The Justice Department’s investigation into the police department of Ferguson, Missouri, found the city’s reliance on this source of income, and it was discovered that harsh penalties for failure to pay resulted in aggressive police action to enforce the municipal code, undermining public trust and safety. Instead of waiving costs for those who can’t pay, judges would often put people on payment plans that actually increased their costs and for some, send them into a state-sanctioned debt trap.

The economic recession sparked by the COVID-19 pandemic means that state and local governments may face budget shortfalls even greater than after the 2008 financial crisis. Many local governments laid off staff following the 2008 crisis, in some cases even reducing their police departments. When the pandemic hit, many cities and counties had still not returned to pre-2008 spending levels, particularly for education and infrastructure. In the current crisis, cities and counties are expected to lose billions of dollars in revenue and face massive budget shortfalls. Not only will millions of municipal and county workers face loss of jobs, but deficits could affect a wide range of services, including sanitation, mental health services, policing and education.

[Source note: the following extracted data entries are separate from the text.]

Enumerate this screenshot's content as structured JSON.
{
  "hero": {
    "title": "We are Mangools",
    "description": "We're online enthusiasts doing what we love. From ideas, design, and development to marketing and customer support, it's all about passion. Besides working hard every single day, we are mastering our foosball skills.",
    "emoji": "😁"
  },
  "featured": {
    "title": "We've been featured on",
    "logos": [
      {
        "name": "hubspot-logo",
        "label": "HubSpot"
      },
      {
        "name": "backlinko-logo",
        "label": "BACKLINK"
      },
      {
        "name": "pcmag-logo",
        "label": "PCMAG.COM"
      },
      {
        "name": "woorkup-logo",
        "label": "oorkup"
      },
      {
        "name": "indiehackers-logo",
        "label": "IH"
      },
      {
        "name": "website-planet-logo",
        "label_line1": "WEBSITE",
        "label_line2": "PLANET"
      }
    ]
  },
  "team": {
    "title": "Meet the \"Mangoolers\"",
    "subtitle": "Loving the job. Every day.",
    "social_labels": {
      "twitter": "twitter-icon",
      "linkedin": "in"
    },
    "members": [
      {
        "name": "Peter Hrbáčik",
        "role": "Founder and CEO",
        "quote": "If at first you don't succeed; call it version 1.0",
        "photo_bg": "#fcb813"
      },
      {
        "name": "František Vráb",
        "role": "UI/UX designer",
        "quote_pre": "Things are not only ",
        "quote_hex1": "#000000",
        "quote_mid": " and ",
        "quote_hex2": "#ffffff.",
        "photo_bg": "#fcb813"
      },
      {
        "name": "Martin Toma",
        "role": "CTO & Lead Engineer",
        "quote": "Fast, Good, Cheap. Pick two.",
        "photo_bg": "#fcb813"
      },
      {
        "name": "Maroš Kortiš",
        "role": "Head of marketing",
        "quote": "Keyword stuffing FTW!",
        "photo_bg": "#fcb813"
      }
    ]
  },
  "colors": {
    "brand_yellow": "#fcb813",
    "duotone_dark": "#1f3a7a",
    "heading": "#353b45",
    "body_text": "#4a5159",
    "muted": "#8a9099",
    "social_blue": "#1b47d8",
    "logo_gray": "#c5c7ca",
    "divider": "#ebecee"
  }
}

Local governments will be hard-pressed to fill budget gaps. Tax revenues from property and sales have declined during the pandemic. Many state and local governments also have rules limiting their ability to increase taxes or spending. Greater reliance on criminal fees and fines would shift the burden of the budget to those least able to pay, repeating the mistakes of the 2008 crisis.

As policymakers move to fundamentally rethink policing, they should look at all systems that unnecessarily criminalize people and perpetuate inequality. Divesting resources from the police and reinvesting in social services is a critical step to ending the abuses in the criminal legal system. This would help address underlying issues of poverty, homelessness, problematic drug use and mental health, instead of compounding them through unnecessary policing paid for by extracting resources from impoverished communities.

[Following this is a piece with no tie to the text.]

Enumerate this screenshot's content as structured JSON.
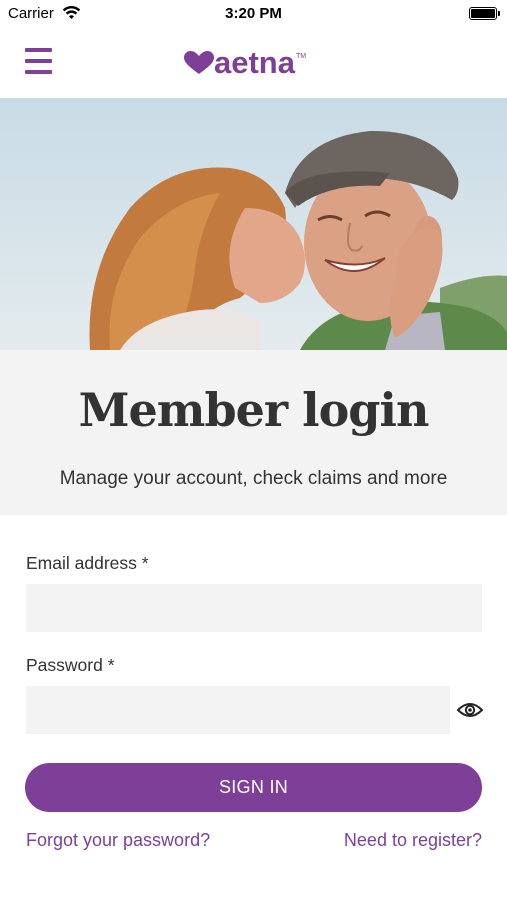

As Congress negotiates a new COVID-19 response and economic relief bill, it should include support for state and local governments so that they are not forced to slash social services. State and federal assistance should have clear guidelines on directing aid to those people who have been most affected during the crisis, and should be critically tied to local governments’ commitment to not create or expand excessive criminal fines and fees.

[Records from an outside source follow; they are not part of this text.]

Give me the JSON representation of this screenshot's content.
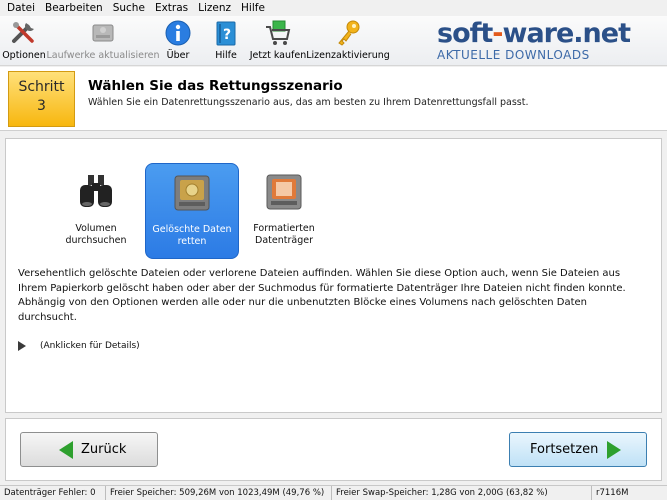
{
  "menu": {
    "items": [
      "Datei",
      "Bearbeiten",
      "Suche",
      "Extras",
      "Lizenz",
      "Hilfe"
    ]
  },
  "toolbar": {
    "buttons": [
      {
        "label": "Optionen",
        "icon": "tools-icon",
        "enabled": true
      },
      {
        "label": "Laufwerke aktualisieren",
        "icon": "drive-refresh-icon",
        "enabled": false
      },
      {
        "label": "Über",
        "icon": "info-icon",
        "enabled": true
      },
      {
        "label": "Hilfe",
        "icon": "help-book-icon",
        "enabled": true
      },
      {
        "label": "Jetzt kaufen",
        "icon": "shopping-cart-icon",
        "enabled": true
      },
      {
        "label": "Lizenzaktivierung",
        "icon": "key-icon",
        "enabled": true
      }
    ]
  },
  "brand": {
    "name_part1": "soft",
    "name_dash": "-",
    "name_part2": "ware.net",
    "tagline": "AKTUELLE DOWNLOADS"
  },
  "step": {
    "label": "Schritt",
    "number": "3",
    "title": "Wählen Sie das Rettungsszenario",
    "description": "Wählen Sie ein Datenrettungsszenario aus, das am besten zu Ihrem Datenrettungsfall passt."
  },
  "options": [
    {
      "line1": "Volumen",
      "line2": "durchsuchen",
      "icon": "binoculars-icon",
      "selected": false
    },
    {
      "line1": "Gelöschte Daten",
      "line2": "retten",
      "icon": "deleted-files-drive-icon",
      "selected": true
    },
    {
      "line1": "Formatierten",
      "line2": "Datenträger",
      "icon": "formatted-drive-icon",
      "selected": false
    }
  ],
  "option_description": "Versehentlich gelöschte Dateien oder verlorene Dateien auffinden. Wählen Sie diese Option auch, wenn Sie Dateien aus Ihrem Papierkorb gelöscht haben oder aber der Suchmodus für formatierte Datenträger Ihre Dateien nicht finden konnte. Abhängig von den Optionen werden alle oder nur die unbenutzten Blöcke eines Volumens nach gelöschten Daten durchsucht.",
  "details_link": "(Anklicken für Details)",
  "nav": {
    "back_label": "Zurück",
    "next_label": "Fortsetzen"
  },
  "status": {
    "errors": "Datenträger Fehler: 0",
    "free_memory": "Freier Speicher: 509,26M von 1023,49M (49,76 %)",
    "free_swap": "Freier Swap-Speicher: 1,28G von 2,00G (63,82 %)",
    "version": "r7116M"
  },
  "colors": {
    "step_badge": "#f7b70f",
    "selection": "#2c7be5",
    "brand_blue": "#2b5088",
    "brand_orange": "#e25a1c",
    "arrow_green": "#2ea02e"
  }
}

State and local governments should promptly commit to ending their inequitable reliance on this source of revenue. Local court systems should divest from probation by reducing the length and number of conditions, and move toward true alternatives to incarceration, including unconditional discharges and proportionate and flexible community service requirements.

Local governments and courts should also put in place clear guidelines that prevent overburdening people living in poverty, including assessing a person’s ability to pay before imposing fines and fees. Courts should use a sliding scale for those who are unable to pay the full cost of probation and other court-mandated requirements, or waive them entirely for those who cannot afford them. States should instead consider increasing revenue through fairer means, including removing restrictions on spending and tax increases and putting in place more progressive tax systems.